By Ted Engelmann, Photographer and Independent Scholar

Greetings, and I am pleased to be here today.

It is our misfortune that I am alone in presenting the title: The Impact of the Vietnam War on South Korean Culture and Economic Development. The man who wrote the book, and the man you came to hear, Dr. Choi Dong-ju, was suddenly taken ill a few days ago and unfortunately could not attend the Symposium. In his place, I will do my best and offer a simple rendition of Dr. Choi’s work in the time available. What I can provide is something like an abstract, rather than the fine details and tremendous depth of knowledge Dr. Choi would bring to this presentation. I beg for mercy.

First, I think it is interesting and important to recognize how history plays a role in these games of economy and conflict between one country and another, and soon to be allies for different reasons.

At the end of WWII, Japan was defeated in many ways. Certainly, their economic future was bleak. Yet, in 1950, because of the onslaught from the North Koreans and communist Chinese, the UN and its allies mobilized Japan’s industrial and manufacturing programs to develop the war materiel so badly needed to defend South Korea a few hundred kilometers away.
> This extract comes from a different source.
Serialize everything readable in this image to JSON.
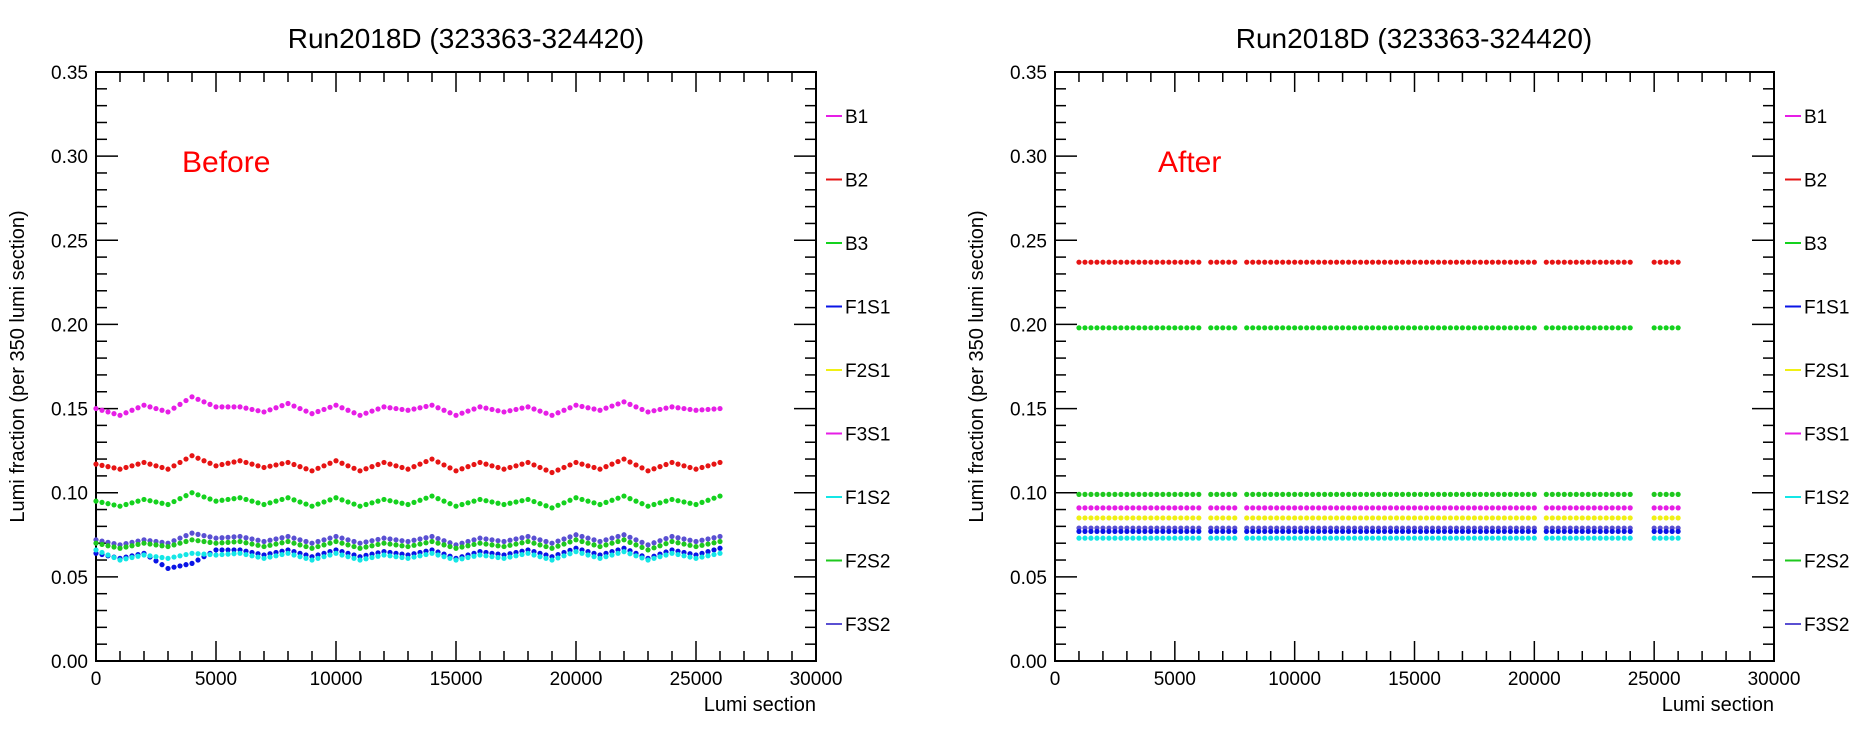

The turn of events gave freedom to the South Korean, and a new-found economic program in Japan, which then went on to become the first of the Asian economic Tigers.

Less than a decade later, South Korea invoked a neo-mercantilistic policy by President Park Chung-Hee. The idea of South Korea, a “developmental state,” of following the Japanese model, found the venue in Viet Nam as a participant in President Johnson’s “more flags program.”

From the early 1960s, it was the plan and desire of the South Korean government to engage and profit from the duration and amount of supplies offered to the American government to withstand the communist North Vietnamese advances. There was never a threat to S. Korea security. Merely a well thought out economic and military policy that provided the United States with more than 300,000 South Korean soldiers, and thousands of civilian South Korean employees in South Viet Nam.

The Korean government regarded Viet Nam merely as a market which would resolve its domestic economic and social constraints, such as an immobilized industry, unemployment problems, and an insecure market to export Korean manufactured goods. The South Korean government was most willing and eager to see the war in Viet Nam carried on for as long as possible. The economic gains for South Korea would only grow larger, while the internal security of South Korea was being looked after by American forces. It was the best of both worlds. Further, this solidified the political regime of Park Chung-Hee, who was able to implement a hard-line and state-controlled domestic policy for many years.

In terms of immediate and long-term effects on both the economic and cultural of South Korea, the Viet Nam conflict provided a watershed of growth and development which followed the Japanese model of nearly a generation before. As a result, the South Korean people have experienced a great rise in their quality of life, and their economy has reached the status of one of the four Asian Tigers economically. This was a direct result of their participation in the war in Viet Nam.

For the next few moments I will share with you some slide images that give an indication of the economic and cultural development brought about in South Korea by their involvement in the war in Viet Nam. I will conclude after the end of these images, and will thank you at this time for your kind attention. If there are any questions, I will be happy to address them as best I can when the presentation is over.